6b14 is actually damn old. The Java 6 VM is not supported anymore and in fact on the latest 7 or 8 it's definitv fixed for OpenJDK and Oracle JDK.


You can't avoid it. The java.lang.Class getTypeParameters() method will give you back the same instance.

    System.out.println(System.identityHashCode(java.util.List.class.getTypeParameters()[0]));
    System.out.println(System.identityHashCode(java.util.List.class.getTypeParameters()[0]));

    2018699554
    2018699554


Even code which isn't "threadsafe" shouldn't crash the VM.


Exactly, especially so because that would totally break sandboxing. Granted, applets are way beyond their best-before date, but there may be other reasons a SecurityManager sandbox is in place, perhaps for isolating multiple .wars from different sources, or maybe someone even wrote a sandbox for executing user-supplied code.

Java's raison d'être was arguably the byte code verifier. Being able to crash the JVM with validated byte code is always a bug.


Hm. Are other things in the reflect package threadsafe? By default I wouldn't expect it to be since it doesn't seem to claim it is, but it is a little surprising that a language-introspection feature could just crash because you're doing it at the same time as someone else. And it seems hard to guard against - you could carefully lock on the class for your own code, but you can't really guarantee libraries will work with that (e.g. they may get into deadlocks).


this crash is kind of interesting because i don't see any 'unsafe' code* in this getBounds() implementation so it shouldn't crash the JDK. like the code is broken in how it works but it shouldn't be possible to muck around with threading a race and then call clone and crash the JDK.

* the code is very abstract and touches a lot of classes so there could be some unsafe code hiding there i can't see.


It seems to me that the main cause of the crash is the fact that the author used a special [classloader](https://github.com/vmlens/jcstress-examples/blob/master/src/...) which always reloads the class and is not thread-safe intentionally (classloaders should be Thread-safe). I did not investigate in depth but that seems to be the main problem to me.


Indeed, the memory model on ARM does not provide the same guarantees as x86. Given the behaviour described, it seems likely one could weaponise this kind of race condition, on ARM.

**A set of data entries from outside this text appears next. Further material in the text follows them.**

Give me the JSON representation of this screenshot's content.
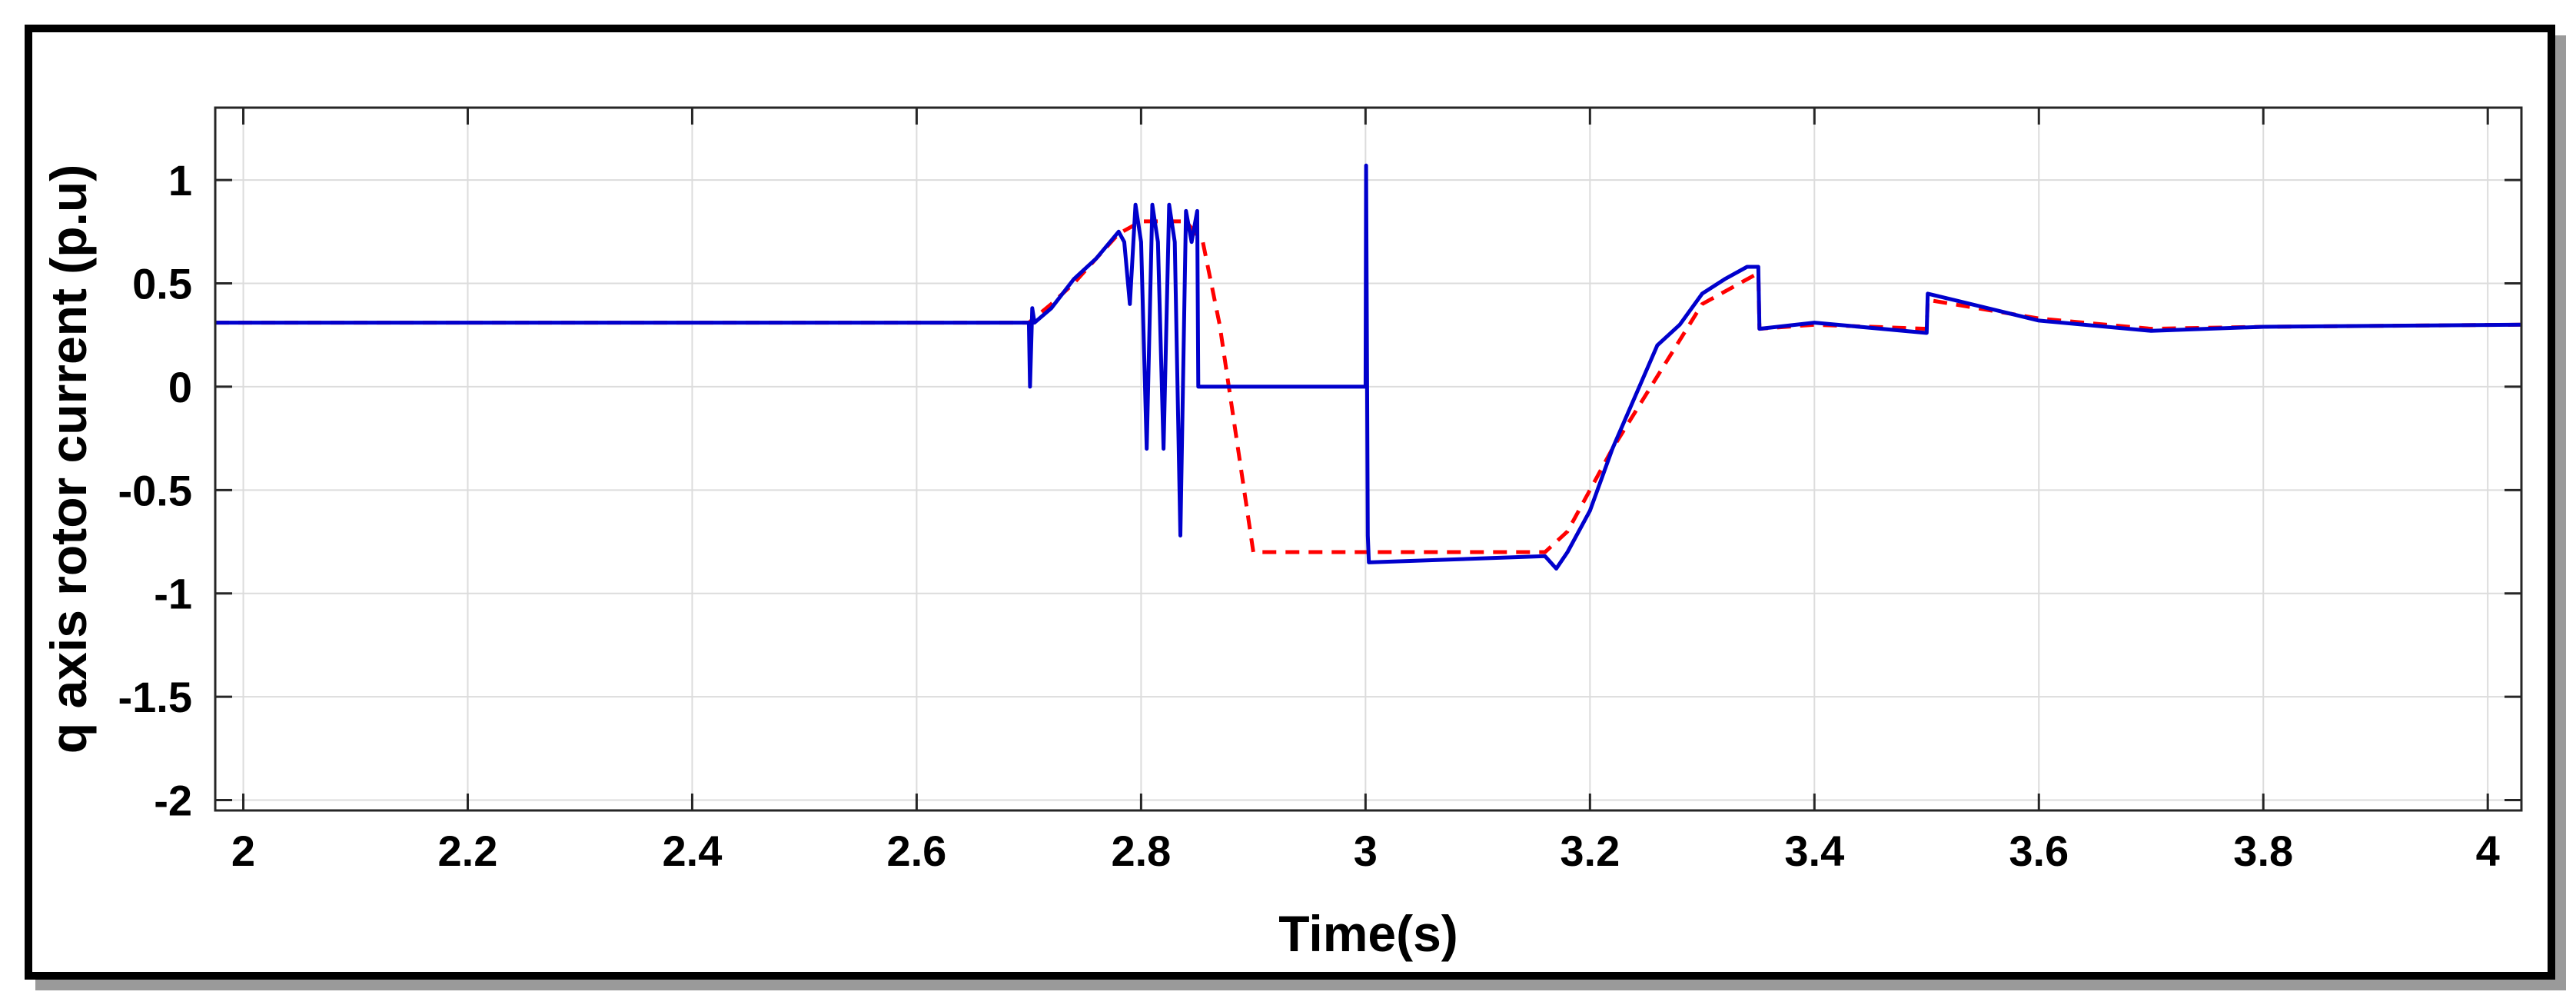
{
  "chart_data": {
    "type": "line",
    "xlabel": "Time(s)",
    "ylabel": "q axis rotor current (p.u)",
    "xlim": [
      1.975,
      4.03
    ],
    "ylim": [
      -2.05,
      1.35
    ],
    "x_ticks": [
      2,
      2.2,
      2.4,
      2.6,
      2.8,
      3,
      3.2,
      3.4,
      3.6,
      3.8,
      4
    ],
    "x_tick_labels": [
      "2",
      "2.2",
      "2.4",
      "2.6",
      "2.8",
      "3",
      "3.2",
      "3.4",
      "3.6",
      "3.8",
      "4"
    ],
    "y_ticks": [
      1,
      0.5,
      0,
      -0.5,
      -1,
      -1.5,
      -2
    ],
    "y_tick_labels": [
      "1",
      "0.5",
      "0",
      "-0.5",
      "-1",
      "-1.5",
      "-2"
    ],
    "grid": true,
    "legend": "none",
    "series": [
      {
        "color": "#ff0000",
        "style": "dashed",
        "x": [
          1.975,
          2.7,
          2.72,
          2.74,
          2.76,
          2.78,
          2.8,
          2.84,
          2.855,
          2.87,
          2.9,
          3.0,
          3.16,
          3.18,
          3.22,
          3.26,
          3.3,
          3.35,
          3.351,
          3.4,
          3.5,
          3.501,
          3.6,
          3.7,
          3.8,
          4.03
        ],
        "y": [
          0.31,
          0.31,
          0.4,
          0.5,
          0.62,
          0.74,
          0.8,
          0.8,
          0.7,
          0.3,
          -0.8,
          -0.8,
          -0.8,
          -0.7,
          -0.3,
          0.05,
          0.4,
          0.55,
          0.28,
          0.3,
          0.28,
          0.42,
          0.33,
          0.28,
          0.29,
          0.3
        ]
      },
      {
        "color": "#0000cc",
        "style": "solid",
        "x": [
          1.975,
          2.7,
          2.701,
          2.703,
          2.705,
          2.72,
          2.74,
          2.76,
          2.78,
          2.785,
          2.79,
          2.795,
          2.8,
          2.805,
          2.81,
          2.815,
          2.82,
          2.825,
          2.83,
          2.835,
          2.84,
          2.845,
          2.85,
          2.851,
          3.0,
          3.0005,
          3.002,
          3.003,
          3.16,
          3.17,
          3.18,
          3.2,
          3.22,
          3.24,
          3.26,
          3.28,
          3.3,
          3.32,
          3.34,
          3.35,
          3.351,
          3.4,
          3.5,
          3.501,
          3.6,
          3.7,
          3.8,
          4.03
        ],
        "y": [
          0.31,
          0.31,
          0.0,
          0.38,
          0.31,
          0.38,
          0.52,
          0.62,
          0.75,
          0.7,
          0.4,
          0.88,
          0.7,
          -0.3,
          0.88,
          0.7,
          -0.3,
          0.88,
          0.7,
          -0.72,
          0.85,
          0.7,
          0.85,
          0.0,
          0.0,
          1.07,
          -0.72,
          -0.85,
          -0.82,
          -0.88,
          -0.8,
          -0.6,
          -0.3,
          -0.05,
          0.2,
          0.3,
          0.45,
          0.52,
          0.58,
          0.58,
          0.28,
          0.31,
          0.26,
          0.45,
          0.32,
          0.27,
          0.29,
          0.3
        ]
      }
    ]
  }
}
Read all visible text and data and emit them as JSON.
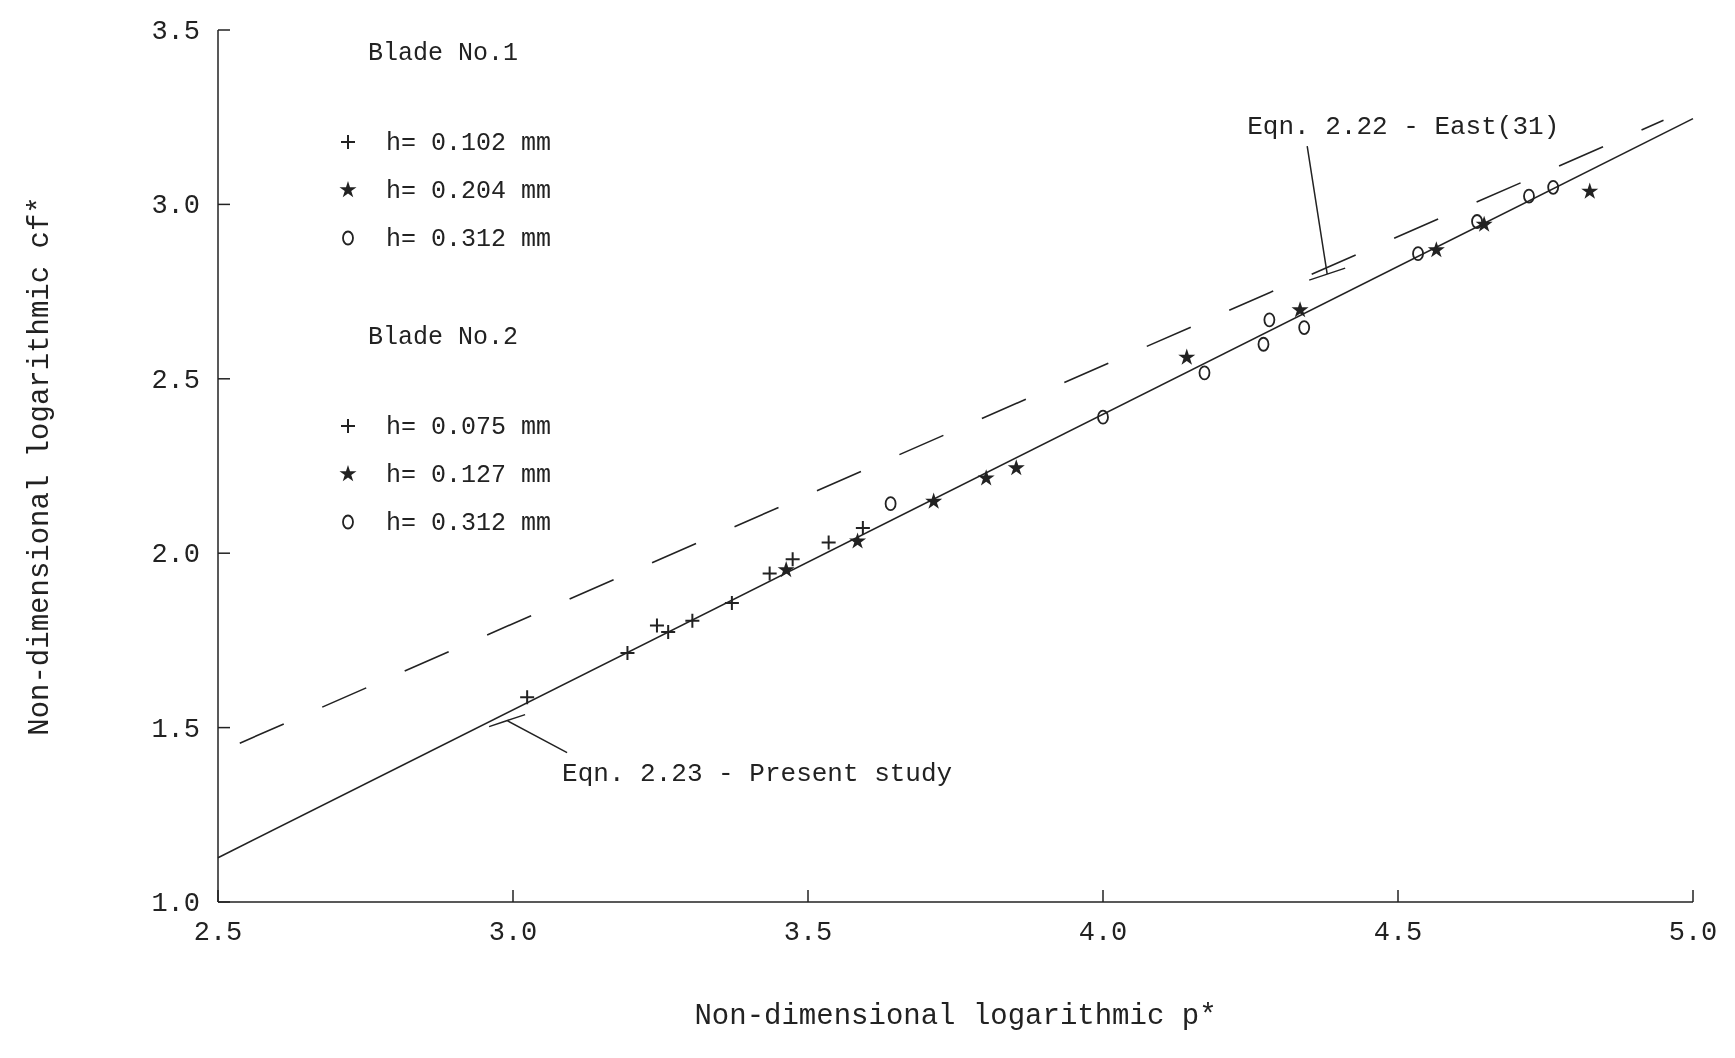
{
  "chart_data": {
    "type": "scatter",
    "xlabel": "Non-dimensional logarithmic p*",
    "ylabel": "Non-dimensional logarithmic cf*",
    "xlim": [
      2.5,
      5.0
    ],
    "ylim": [
      1.0,
      3.5
    ],
    "xticks": [
      {
        "value": 2.5,
        "label": "2.5"
      },
      {
        "value": 3,
        "label": "3.0"
      },
      {
        "value": 3.5,
        "label": "3.5"
      },
      {
        "value": 4,
        "label": "4.0"
      },
      {
        "value": 4.5,
        "label": "4.5"
      },
      {
        "value": 5,
        "label": "5.0"
      }
    ],
    "yticks": [
      {
        "value": 1,
        "label": "1.0"
      },
      {
        "value": 1.5,
        "label": "1.5"
      },
      {
        "value": 2,
        "label": "2.0"
      },
      {
        "value": 2.5,
        "label": "2.5"
      },
      {
        "value": 3,
        "label": "3.0"
      },
      {
        "value": 3.5,
        "label": "3.5"
      }
    ],
    "grid": false,
    "legend": "top left",
    "annotations": [
      "Blade No.1",
      "Blade No.2",
      {
        "text": "Eqn. 2.22 - East(31)",
        "x": 4.38,
        "y": 2.8
      },
      {
        "text": "Eqn. 2.23 - Present study",
        "x": 2.99,
        "y": 1.52
      }
    ],
    "series": [
      {
        "name": "h= 0.102 mm",
        "color": "#222222",
        "marker": "cross",
        "x": [
          3.024,
          3.194,
          3.244,
          3.263,
          3.304,
          3.371,
          3.435,
          3.474,
          3.535,
          3.593
        ],
        "values": [
          1.587,
          1.714,
          1.793,
          1.774,
          1.806,
          1.857,
          1.942,
          1.983,
          2.031,
          2.072
        ]
      },
      {
        "name": "h= 0.204 mm",
        "color": "#222222",
        "marker": "star",
        "x": [
          3.463,
          3.584,
          3.713,
          3.802,
          3.853,
          4.142,
          4.334,
          4.565,
          4.646,
          4.825
        ],
        "values": [
          1.952,
          2.034,
          2.148,
          2.215,
          2.244,
          2.561,
          2.697,
          2.869,
          2.942,
          3.037
        ]
      },
      {
        "name": "h= 0.312 mm",
        "color": "#222222",
        "marker": "circle",
        "x": [
          3.64,
          4.0,
          4.172,
          4.272,
          4.282,
          4.341,
          4.534,
          4.634,
          4.722,
          4.763
        ],
        "values": [
          2.142,
          2.39,
          2.517,
          2.599,
          2.669,
          2.647,
          2.859,
          2.951,
          3.024,
          3.049
        ]
      },
      {
        "name": "h= 0.075 mm",
        "color": "#222222",
        "marker": "cross"
      },
      {
        "name": "h= 0.127 mm",
        "color": "#222222",
        "marker": "star"
      },
      {
        "name": "h= 0.312 mm",
        "color": "#222222",
        "marker": "circle"
      },
      {
        "type": "line",
        "color": "#222222",
        "line_style": "dashed",
        "marker": "none",
        "x": [
          2.5,
          4.95
        ],
        "values": [
          1.428,
          3.241
        ]
      },
      {
        "type": "line",
        "color": "#222222",
        "line_style": "solid",
        "marker": "none",
        "x": [
          2.5,
          5.0
        ],
        "values": [
          1.127,
          3.246
        ]
      }
    ]
  }
}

My favorite non-thread-safe part of Java is this:

    SimpleDateFormat YMD = new SimpleDateFormat("yyyy-MM-dd");
If you call YMD.parse() from multiple threads, it will sometimes return the wrong date. Cleaning up the database after that bug was loads of fun.


This is documented properly though.


The assumption "threadsafe until proven otberwise" has bitten so many people, you'd think they would eventually learn.